She lifted her head and held his face between her hands so that she could look into his eyes.
“Draco, I'm alright. Nothing is going to happen to me.”
He just stared at her with the same bitterly resigned expression he worn while training her. He was bracing himself, waiting for what he regarded as inevitable.
The war was twisted around them like a nest of thorns they couldn't escape from.
He subsided and rested his head against her chest, wrapping his arms around her while she tangled her fingers in his hair.
She could still feel him repeating the words.
She hesitated for several minutes before she spoke.
“Tell me about your mother, Draco. Tell me everything you could never tell anyone.”
He stiffened and was silent. She slid her fingers over his shoulders and traced along the scars from the runes. “Using Occlumency is just hiding it. You can tell me, I'll help you carry it. Tell me about your mother.”
He didn't speak or move for such a long time she wondered if he'd fallen asleep. Then he turned his head just enough that she could see his profile. His expression was carefully closed, but she could see him considering.
“I'd never seen anyone tortured before,” he said at last. “She was — the first person I ever saw tortured. He—,” Hermione felt his jaw roll as he hesitated, “—he experimented on her and let — a few other Death Eaters contribute ideas about what to do to her. To punish the Malfoys.”
As he spoke, his eyes gradually grew wider and his expression unmasked. He stared across the room, his eyes far away.
Hermione watched, and she could see him, just sixteen and home for the holidays.
Home. Walking unknowingly into a nightmare that he would never, never escape from.
“I thought—,” his voice was suddenly younger. Boyish. “For a while, I thought that if I killed Dumbledore soon enough that somehow she'd recover. That I could fix it — if I could succeed. But — she was a shadow of herself when I returned from school. I think — she had tried to hold on over the summer, when I was being trained. But when I was gone, she broke—”
He was quiet for a moment.
He started to speak again but then pressed his mouth shut. His lips twitched as though he kept choosing and then discarding what he was going to say next.
“It wasn't even a month. I wasn't even gone a month,” he finally said.
Hermione laced her fingers in his hair. He closed his eyes and drew his chin down.

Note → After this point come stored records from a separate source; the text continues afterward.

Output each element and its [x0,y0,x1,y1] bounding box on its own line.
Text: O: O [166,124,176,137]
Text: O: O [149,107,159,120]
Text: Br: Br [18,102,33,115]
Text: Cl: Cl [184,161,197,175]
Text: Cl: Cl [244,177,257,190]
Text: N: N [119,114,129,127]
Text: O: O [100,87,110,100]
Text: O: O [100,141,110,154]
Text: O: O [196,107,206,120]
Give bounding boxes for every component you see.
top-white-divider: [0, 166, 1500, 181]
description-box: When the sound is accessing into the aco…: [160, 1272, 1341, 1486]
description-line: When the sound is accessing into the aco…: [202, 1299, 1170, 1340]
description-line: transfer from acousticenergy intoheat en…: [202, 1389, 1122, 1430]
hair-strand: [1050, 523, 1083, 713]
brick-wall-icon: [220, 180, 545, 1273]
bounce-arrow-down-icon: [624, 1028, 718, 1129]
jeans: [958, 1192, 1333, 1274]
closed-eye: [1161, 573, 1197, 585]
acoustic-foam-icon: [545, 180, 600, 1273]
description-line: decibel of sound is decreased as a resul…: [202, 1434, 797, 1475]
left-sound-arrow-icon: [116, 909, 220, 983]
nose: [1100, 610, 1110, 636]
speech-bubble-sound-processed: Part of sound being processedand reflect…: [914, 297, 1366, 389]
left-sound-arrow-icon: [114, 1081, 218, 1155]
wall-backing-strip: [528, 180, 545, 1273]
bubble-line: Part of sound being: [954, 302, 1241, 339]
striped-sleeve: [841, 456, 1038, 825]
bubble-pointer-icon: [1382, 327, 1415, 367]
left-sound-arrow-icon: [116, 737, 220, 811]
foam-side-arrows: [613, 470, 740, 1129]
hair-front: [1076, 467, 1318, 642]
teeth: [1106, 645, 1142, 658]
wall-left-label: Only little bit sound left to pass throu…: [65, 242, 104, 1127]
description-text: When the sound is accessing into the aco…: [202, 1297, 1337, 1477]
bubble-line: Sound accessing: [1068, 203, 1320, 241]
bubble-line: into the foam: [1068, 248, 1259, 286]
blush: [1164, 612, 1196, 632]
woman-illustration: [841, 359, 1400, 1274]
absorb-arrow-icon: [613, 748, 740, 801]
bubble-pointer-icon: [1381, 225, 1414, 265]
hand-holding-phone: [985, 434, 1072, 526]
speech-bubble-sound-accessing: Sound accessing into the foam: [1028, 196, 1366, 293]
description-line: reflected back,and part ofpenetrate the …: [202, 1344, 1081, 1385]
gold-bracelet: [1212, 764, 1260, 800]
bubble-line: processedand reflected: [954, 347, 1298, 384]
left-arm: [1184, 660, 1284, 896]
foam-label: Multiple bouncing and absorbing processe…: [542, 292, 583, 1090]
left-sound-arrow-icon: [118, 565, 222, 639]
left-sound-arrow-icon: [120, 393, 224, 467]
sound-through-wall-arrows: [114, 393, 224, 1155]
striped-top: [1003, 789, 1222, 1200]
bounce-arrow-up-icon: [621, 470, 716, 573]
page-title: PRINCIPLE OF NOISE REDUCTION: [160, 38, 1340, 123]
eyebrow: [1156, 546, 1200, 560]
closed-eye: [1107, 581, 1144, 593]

“It was supposed to all be reversible, to motivate me, nothing to physically maim her. But he wrecked her mind. Using legilimency for torture is his favourite technique. She had seizures, mostly small ones, but occasionally they'd be severe. Especially later. She just — wasted away inside that cage. When she was startled, she'd close her eyes and start rocking and making these whimpering noises inside her mouth. She wouldn't stop for hours, and I couldn't — couldn't always stay with her — because I had to train.”
He wouldn't look at Hermione as he spoke. He kept staring across the room. His voice was low and it wavered.
“The day I killed Dumbledore, the Dark Lord demanded we have dinner with him. To celebrate — he said we were celebrating my success. She'd been released for only a few hours, and he wanted her play hostess. Her tremors were so severe she could barely hold the silverware. Her fork kept rattling against the plate, and then she'd drop it and panic when she tried to pick it up. Apparently the noise was distracting. So the Dark Lord took a steak knife and drove it through her left hand and into the table. Then he left her there, bleeding, until he retired. I was seated across from her, and she just looked at me the whole time, shaking her head to warn me not to do anything.”
He gripped Hermione's hand. “I couldn't — do anything. I tried to shield her. I kept her in her rooms as much as possible. I brought in healers to help her recover. The mind healers couldn't do a damn thing. I should have had her treated sooner. That's what they all told me. That I should have gotten her treated sooner.”
Hermione squeezed his hand and slid her fingers across his runes. Unhesitating, cunning, unfailing, ruthless, and unyielding; driven to succeed.
To avenge his mother. In penance for all the ways he felt he'd failed her.
“I'm so sorry, Draco.”
He was quiet. He closed his eyes and drew a sharp breath.
“Then—” his voice cut off. He tried again. “Then—” Draco's mouth twisted, and he went silent for several seconds.
“Then — she'd just started to recover a bit, and I hesitated at the Finch-Fletchleys. There was a little girl; she couldn't have been in primary school yet. Unforgivables — there's no cheating with them. You have to feel it. You have to mean it. I was ordered to use the cruciatus and I couldn't — I couldn't make it work. She was — so little.”